“Look it up” – or why we don’t have a word for “to internet”

 

The other day I was listening to the Escape Pod podcast with the lovely Alasdair Stuart, and he made a claim – I can’t now remember what – then said “Go on, look it up”.

And of course I knew that what he didn’t mean was “go to the library and look it up in an encyclopaedia”. What he meant was, “get online and check the veracity of my words there”.

Which reminded me once again that we don’t have a verb for “to internet”.

I mean, yes, you can Google something. But what if you don’t need to go via Google? What if, instead, you click on a bookmark or type straight into the address bar to take yourself to Wikipedia? What if, like me, you “look stuff up” every day, sometimes hundreds of times a day, using dictionaries, terminology resources, EU legislation and so on – all of which you have permanently open in browser tabs?
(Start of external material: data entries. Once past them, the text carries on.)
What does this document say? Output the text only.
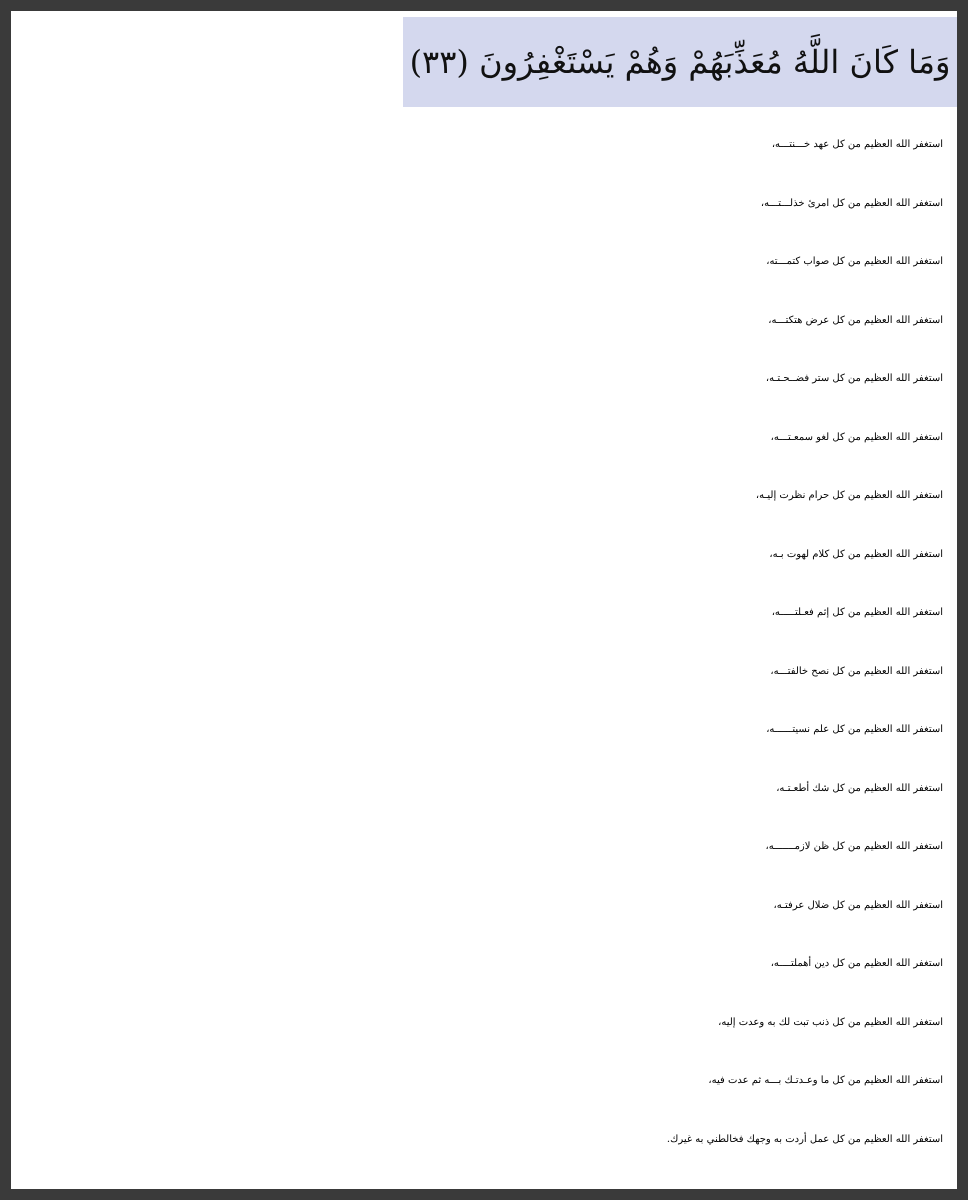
وَمَا كَانَ اللَّهُ مُعَذِّبَهُمْ وَهُمْ يَسْتَغْفِرُونَ (٣٣)
استغفر الله العظيم من كل عهد خـــنتـــه،
استغفر الله العظيم من كل امرئ خذلـــتـــه،
استغفر الله العظيم من كل صواب كتمـــته،
استغفر الله العظيم من كل عرض هتكتـــه،
استغفر الله العظيم من كل ستر فضــحـتـه،
استغفر الله العظيم من كل لغو سمعـتـــه،
استغفر الله العظيم من كل حرام نظرت إليـه،
استغفر الله العظيم من كل كلام لهوت بـه،
استغفر الله العظيم من كل إثم فعـلتـــــه،
استغفر الله العظيم من كل نصح خالفتـــه،
استغفر الله العظيم من كل علم نسيتــــــه،
استغفر الله العظيم من كل شك أطعـتـه،
استغفر الله العظيم من كل ظن لازمـــــــه،
استغفر الله العظيم من كل ضلال عرفتـه،
استغفر الله العظيم من كل دين أهملتــــه،
استغفر الله العظيم من كل ذنب تبت لك به وعدت إليه،
استغفر الله العظيم من كل ما وعـدتـك بـــه ثم عدت فيه،
استغفر الله العظيم من كل عمل أردت به وجهك فخالطني به غيرك.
Am I “looking up” or “tabbing”?

wiki

But then of course looking stuff up isn’t the only thing we do online. We also use social media, waste hours on Bored Panda, try to beat our own records on Sporcle, watch Netflix, flirt on Tinder… And you can’t describe all of those things with a single verb.

It’s that very versatility which makes it impossible to neatly describe the activity. When you “watch TV”, that’s all you do. If you “use the phone” – at least in the old-fashioned sense of an instrument for calling someone who will then turn out not to be at home – again, that is all you can do with it. But the fact that the internet is more of another world than a piece of technology means that it’s difficult to limit the purposes to which we put it with one nice tidy term.

One thing I’m sure that none of us is doing is “surfing”. I have never “surfed the web” in my entire 25+ years of online existence. I’m sure it’s a term invented – and used – by people who would, in a previous life, have called a radio “the wireless” and cars “horseless carriages”. The kind of person who might have used the term “information superhighway” in cold blood.

And anyway, “surf” is such a misnomer. Even if you’ve got a reasonable connection speed, there’s nothing remotely graceful or linear about your progress through/across/in/on the internet. Hopscotch might be more like it, but even that usually involves having some kind of idea where you’re going. My feeling is that if you plotted most people’s online activities, the best description of their movement style and content would be “buggering about”.

And that’s my suggestion. If has the merit of being logical, descriptive and – above all – accurate.

So next time I go to say “I’ll just look that up”, I’m going to make the effort to be truthful and instead say “I’m just going to bugger about for a bit”. And when, 45 minutes later, I snap out of my digitally induced stupor and find that I’m deep into an article about how gecko tape works (it’s fascinating stuff… look it up) then at least I’ll be able to say that I meant to be there all along.